Every once in a while at Red Cross Nordic, we all drop everything we have in our busy hands and do a PBL. I generally try to avoid the use of Cryptic acronyms here on my blog, but I think this one requires an explanation. A PBL (or Project Based Learning) week is when we all stop what we are doing (yes, that includes homework) and spend a week doing some project. Any project. Actually, our PBLs span all the way from climbing over learning guitar and geopolitical debates to horseback riding in Dream Vally. I did a glacier trip, an MUN and a first aid course last year, so now I figured that it was time for a more cultural approach. Hence, Arabic PBL.

Our two volunteers from Western Sahara had the task of teaching us how to live, speak and eat like proper Arabs in just one week. They did a great job! I especially liked the big dinner on the last night, where we all dressed up for a classical Saharawi feast.

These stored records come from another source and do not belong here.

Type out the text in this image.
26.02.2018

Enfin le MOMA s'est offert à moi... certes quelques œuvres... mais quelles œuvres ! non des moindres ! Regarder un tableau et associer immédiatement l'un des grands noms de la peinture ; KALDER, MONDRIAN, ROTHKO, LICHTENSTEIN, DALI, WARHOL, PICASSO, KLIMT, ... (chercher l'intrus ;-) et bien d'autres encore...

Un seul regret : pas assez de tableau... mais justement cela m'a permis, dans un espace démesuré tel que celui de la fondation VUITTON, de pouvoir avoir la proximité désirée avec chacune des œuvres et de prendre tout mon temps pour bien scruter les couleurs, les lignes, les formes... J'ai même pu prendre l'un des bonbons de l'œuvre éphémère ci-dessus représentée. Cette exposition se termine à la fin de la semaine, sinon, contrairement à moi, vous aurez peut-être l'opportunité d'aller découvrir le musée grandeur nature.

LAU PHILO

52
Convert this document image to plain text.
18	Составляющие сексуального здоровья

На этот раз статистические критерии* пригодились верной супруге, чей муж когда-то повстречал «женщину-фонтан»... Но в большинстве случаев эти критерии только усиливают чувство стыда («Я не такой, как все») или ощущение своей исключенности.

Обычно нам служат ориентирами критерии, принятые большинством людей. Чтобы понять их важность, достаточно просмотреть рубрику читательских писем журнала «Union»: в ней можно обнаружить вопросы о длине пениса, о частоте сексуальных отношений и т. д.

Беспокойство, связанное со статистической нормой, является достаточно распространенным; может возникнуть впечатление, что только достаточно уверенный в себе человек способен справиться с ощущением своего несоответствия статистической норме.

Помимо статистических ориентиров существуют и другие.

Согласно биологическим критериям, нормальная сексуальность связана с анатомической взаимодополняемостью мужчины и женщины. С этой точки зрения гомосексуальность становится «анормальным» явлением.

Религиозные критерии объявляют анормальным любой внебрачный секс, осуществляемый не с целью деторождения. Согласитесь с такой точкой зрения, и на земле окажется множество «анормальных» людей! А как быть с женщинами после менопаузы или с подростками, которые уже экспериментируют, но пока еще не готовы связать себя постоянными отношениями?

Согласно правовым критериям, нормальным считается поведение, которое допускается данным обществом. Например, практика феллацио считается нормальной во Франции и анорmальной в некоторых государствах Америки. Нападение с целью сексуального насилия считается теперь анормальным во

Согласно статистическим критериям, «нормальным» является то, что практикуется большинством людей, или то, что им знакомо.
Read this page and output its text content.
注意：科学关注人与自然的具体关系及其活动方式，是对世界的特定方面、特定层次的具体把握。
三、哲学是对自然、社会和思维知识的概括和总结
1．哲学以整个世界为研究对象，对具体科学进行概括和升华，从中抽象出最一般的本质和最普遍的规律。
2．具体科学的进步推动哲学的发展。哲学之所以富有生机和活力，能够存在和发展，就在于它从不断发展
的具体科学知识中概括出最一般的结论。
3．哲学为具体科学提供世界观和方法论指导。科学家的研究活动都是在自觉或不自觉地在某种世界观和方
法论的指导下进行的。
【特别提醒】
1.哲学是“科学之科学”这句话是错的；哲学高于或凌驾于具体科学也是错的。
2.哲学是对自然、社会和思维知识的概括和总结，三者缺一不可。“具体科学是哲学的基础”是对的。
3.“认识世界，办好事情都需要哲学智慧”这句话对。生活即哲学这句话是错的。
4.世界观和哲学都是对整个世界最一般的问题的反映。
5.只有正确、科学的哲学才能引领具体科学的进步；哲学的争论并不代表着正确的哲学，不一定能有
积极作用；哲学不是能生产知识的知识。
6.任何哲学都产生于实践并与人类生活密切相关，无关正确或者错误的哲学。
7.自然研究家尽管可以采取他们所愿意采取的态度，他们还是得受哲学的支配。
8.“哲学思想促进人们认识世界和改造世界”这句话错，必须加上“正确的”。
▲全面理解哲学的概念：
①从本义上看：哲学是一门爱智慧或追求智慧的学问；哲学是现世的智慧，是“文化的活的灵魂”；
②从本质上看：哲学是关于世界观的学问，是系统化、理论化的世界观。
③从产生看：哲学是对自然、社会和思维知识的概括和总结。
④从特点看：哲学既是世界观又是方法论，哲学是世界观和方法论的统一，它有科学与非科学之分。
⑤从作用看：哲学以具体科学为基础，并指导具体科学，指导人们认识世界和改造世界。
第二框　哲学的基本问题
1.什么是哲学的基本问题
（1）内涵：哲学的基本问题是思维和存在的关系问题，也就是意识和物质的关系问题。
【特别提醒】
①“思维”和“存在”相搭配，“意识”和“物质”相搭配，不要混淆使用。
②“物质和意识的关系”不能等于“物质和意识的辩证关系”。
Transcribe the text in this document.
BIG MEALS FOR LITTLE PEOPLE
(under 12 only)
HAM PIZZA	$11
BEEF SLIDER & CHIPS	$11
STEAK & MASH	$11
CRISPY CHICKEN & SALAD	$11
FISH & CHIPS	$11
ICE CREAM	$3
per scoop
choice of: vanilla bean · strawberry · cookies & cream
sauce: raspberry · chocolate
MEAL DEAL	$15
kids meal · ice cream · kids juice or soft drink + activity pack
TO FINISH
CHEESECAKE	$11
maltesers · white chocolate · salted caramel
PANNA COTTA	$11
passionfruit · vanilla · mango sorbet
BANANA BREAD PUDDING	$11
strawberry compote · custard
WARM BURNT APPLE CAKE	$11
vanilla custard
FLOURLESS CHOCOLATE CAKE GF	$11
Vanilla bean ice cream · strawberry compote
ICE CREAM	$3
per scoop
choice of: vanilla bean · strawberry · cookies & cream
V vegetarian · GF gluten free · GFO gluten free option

I think the most challenging thing about Arabic culture for me was eating with my fingers. Not that I am particularly hysterical about hygiene, but eating with my hands is something that I connect with pizza and a movie; and not with eating a rice stew in a dangerously white Saharawi national dress. Never the less, I overcame.

The PBL also contained an introduction to the Arabic language. While taking a break from calculus, Camus and Cepheid variables, sitting in a circle and singing the alphabet song was quite a nice contrast. By the end of the week, I put together a song of the various phrases that I had learned. Not exactly Shakespeare, it went something in the lines of: "Hello. How are you? How much is the butter? You are very pretty." I call it my One Week of Arabic Arab Love Song.

Another very important part of the weak was learning about the situation in Western Sahara. Both of the girls who conducted the week are Saharawis living in the Algerian refugee camps. It was an amazing experience to hear them telling the stories of their lives and their country. It is worth your time. Learning about the Arab world in general is actually something that is worth anyone's time. Especially now when so much is happening in a part of the world that so many of us know so little about. In fact, I think everyone needs to be an Arab from time to time, even if it is only for a week.